Switchboard Finance logo – GST Turnover glossary

GST Turnover

GST Turnover is the total business income before GST is removed. It is used by the ATO to determine GST registration thresholds, BAS obligations, and is commonly used by lenders to assess business activity for Low Doc Asset Finance, Business Loans, and Working Capital Loans. Related terms: GST, BAS, Turnover. Relevant hubs: Business Owners Finance Hub.

Why GST Turnover Matters

Lenders use GST turnover to understand the scale of the business, its trading health, and eligibility for low doc and full doc products. The ATO uses GST turnover to determine if GST registration is required.

  • Indicates business size and trading activity
  • Used in low doc lending criteria
  • Critical for BAS reporting cycles
  • Determines GST registration requirements
  • Impacts cashflow planning and tax reporting

How GST Turnover Works

  • Calculated as total revenue before GST is deducted
  • Includes sales, fees, commissions, and business income
  • Excludes GST collected from customers
  • Does not include private sales or input-taxed sales
  • Measured monthly, quarterly, and annually

Many lenders require minimum GST turnover thresholds to qualify for low doc asset finance products.

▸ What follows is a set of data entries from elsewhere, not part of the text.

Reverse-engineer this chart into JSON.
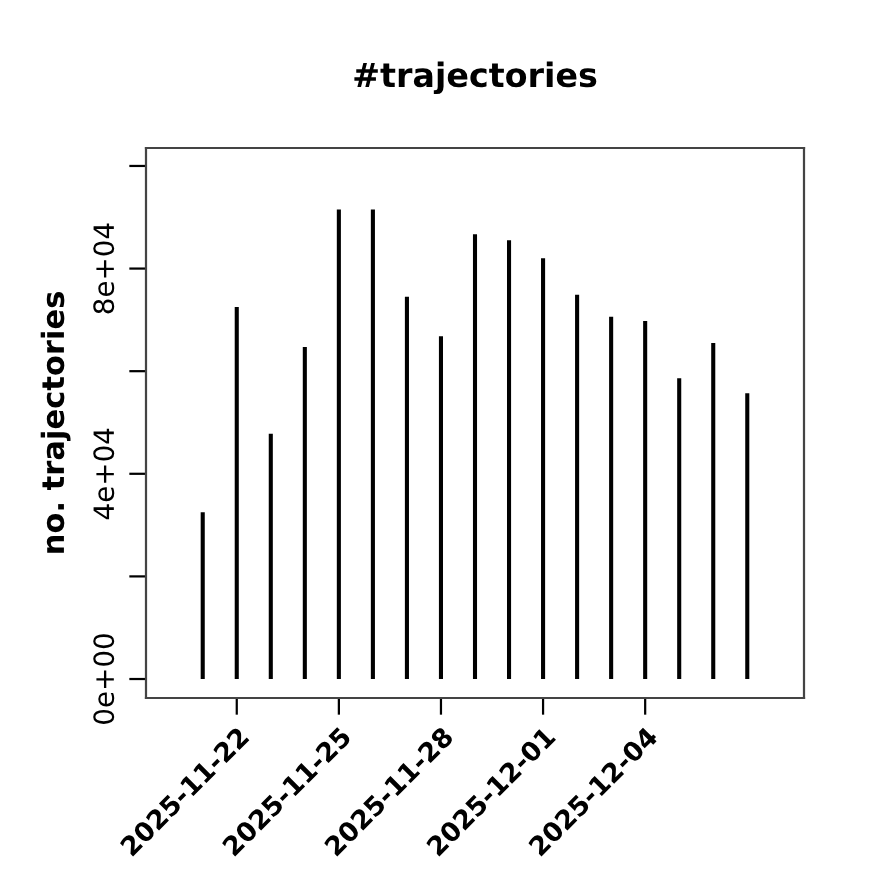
{
  "chart_data": {
    "type": "bar",
    "title": "#trajectories",
    "ylabel": "no. trajectories",
    "x": [
      "2025-11-21",
      "2025-11-22",
      "2025-11-23",
      "2025-11-24",
      "2025-11-25",
      "2025-11-26",
      "2025-11-27",
      "2025-11-28",
      "2025-11-29",
      "2025-11-30",
      "2025-12-01",
      "2025-12-02",
      "2025-12-03",
      "2025-12-04",
      "2025-12-05",
      "2025-12-06",
      "2025-12-07"
    ],
    "values": [
      32500,
      72500,
      47800,
      64700,
      91500,
      91500,
      74500,
      66800,
      86700,
      85500,
      82000,
      74900,
      70600,
      69800,
      58600,
      65500,
      55700
    ],
    "color": "#000000",
    "xlim": [
      "2025-11-19T08:00",
      "2025-12-08T16:00"
    ],
    "xticks": [
      "2025-11-22",
      "2025-11-25",
      "2025-11-28",
      "2025-12-01",
      "2025-12-04"
    ],
    "ylim": [
      -3700,
      103500
    ],
    "yticks": [
      {
        "value": 0,
        "label": "0e+00"
      },
      {
        "value": 20000,
        "label": null
      },
      {
        "value": 40000,
        "label": "4e+04"
      },
      {
        "value": 60000,
        "label": null
      },
      {
        "value": 80000,
        "label": "8e+04"
      },
      {
        "value": 100000,
        "label": null
      }
    ],
    "grid": false
  }
}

Official reference: ato.gov.au

Is GST turnover the same as revenue?
Almost — GST turnover is revenue before GST is removed, while accounting revenue is usually shown net of GST.
Does GST turnover include GST collected?
No, GST turnover excludes GST collected from customers.
What is the GST registration threshold?
Businesses must register if GST turnover reaches $75,000 per year ($150,000 for non-profits).
Do lenders check GST turnover?
Yes — especially for low doc loans where BAS or bank feeds are used to verify business activity.
Does GST turnover affect loan amounts?
Yes — lenders use it to estimate servicing capacity and maximum borrowing levels.